The public sector steel behemoth will be temporarily shutting down some mills in its seven integrated complexes for repair, which is long overdue. Officially, however, no production cuts will be announced.

It had reported lower sales in October — both of long products, used in construction, and hot-rolled coils, used as raw material by industrial units.

SAIL had manufactured 3.5 million tonnes of crude steel in the July-September quarter. But lower sales mean the company has built up inventories that it will try to dispose of while trimming output.
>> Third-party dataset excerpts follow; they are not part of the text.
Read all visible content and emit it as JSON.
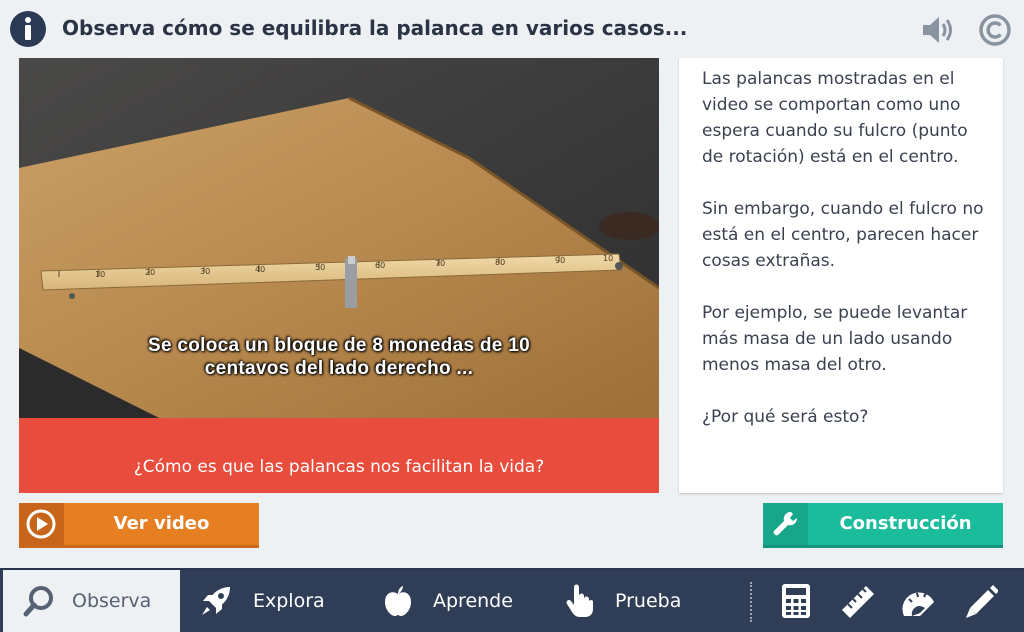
{
  "header": {
    "title": "Observa cómo se equilibra la palanca en varios casos...",
    "icons": [
      "info-icon",
      "speaker-icon",
      "copyright-icon"
    ]
  },
  "video": {
    "subtitle_lines": [
      "Se coloca un bloque de 8 monedas de 10",
      "centavos del lado derecho ..."
    ],
    "ruler_numbers": [
      "10",
      "20",
      "30",
      "40",
      "50",
      "60",
      "70",
      "80",
      "90",
      "10"
    ]
  },
  "question": {
    "text": "¿Cómo es que las palancas nos facilitan la vida?"
  },
  "panel": {
    "paragraphs": [
      "Las palancas mostradas en el video se comportan como uno espera cuando su fulcro (punto de rotación) está en el centro.",
      "Sin embargo, cuando el fulcro no está en el centro, parecen hacer cosas extrañas.",
      "Por ejemplo, se puede levantar más masa de un lado usando menos masa del otro.",
      "¿Por qué será esto?"
    ]
  },
  "buttons": {
    "video": {
      "label": "Ver video",
      "icon": "play-icon"
    },
    "build": {
      "label": "Construcción",
      "icon": "wrench-icon"
    }
  },
  "nav": {
    "items": [
      {
        "label": "Observa",
        "icon": "magnifier-icon",
        "active": true
      },
      {
        "label": "Explora",
        "icon": "rocket-icon",
        "active": false
      },
      {
        "label": "Aprende",
        "icon": "apple-icon",
        "active": false
      },
      {
        "label": "Prueba",
        "icon": "hand-pointer-icon",
        "active": false
      }
    ],
    "tools": [
      "calculator-icon",
      "ruler-icon",
      "protractor-icon",
      "pencil-icon"
    ]
  },
  "colors": {
    "question_bar": "#e84c3d",
    "video_button": "#e67e22",
    "build_button": "#1abc9c",
    "nav_background": "#2f3d57",
    "page_background": "#eef1f4"
  }
}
In the beginning of this month, SAIL slashed prices by Rs 4,000-6,000 a tonne. This followed similar moves by rivals such as Jindal Steel and Essar. On April 3, India’s top steel makers had agreed to take price cuts of Rs 1500-2,000 a tonne on long products.

SAIL shares today fell nearly 12 per cent and traded at Rs 78.30 on the Bombay Stock Exchange.

Several major steel makers, including the Jindals, Ispat and Essar, have either announced or are contemplating production cuts of 20-25 per cent.

ArcelorMittal, the world’s largest steel maker, has announced a production cut of more than 30 per cent in Europe and the US. The company has forecast earnings will almost halve to $2.5 billion in the fourth quarter.

Corus Steel will lower production by 30 per cent in Europe, while German steel maker ThyssenKrupp AG will temporarily shut down plants next month.

On the back of weak demand from steel mills, NMDC, India’s biggest iron ore miner, is planning to cut long-term iron ore prices if spot prices come down by more than a quarter of long-term rates.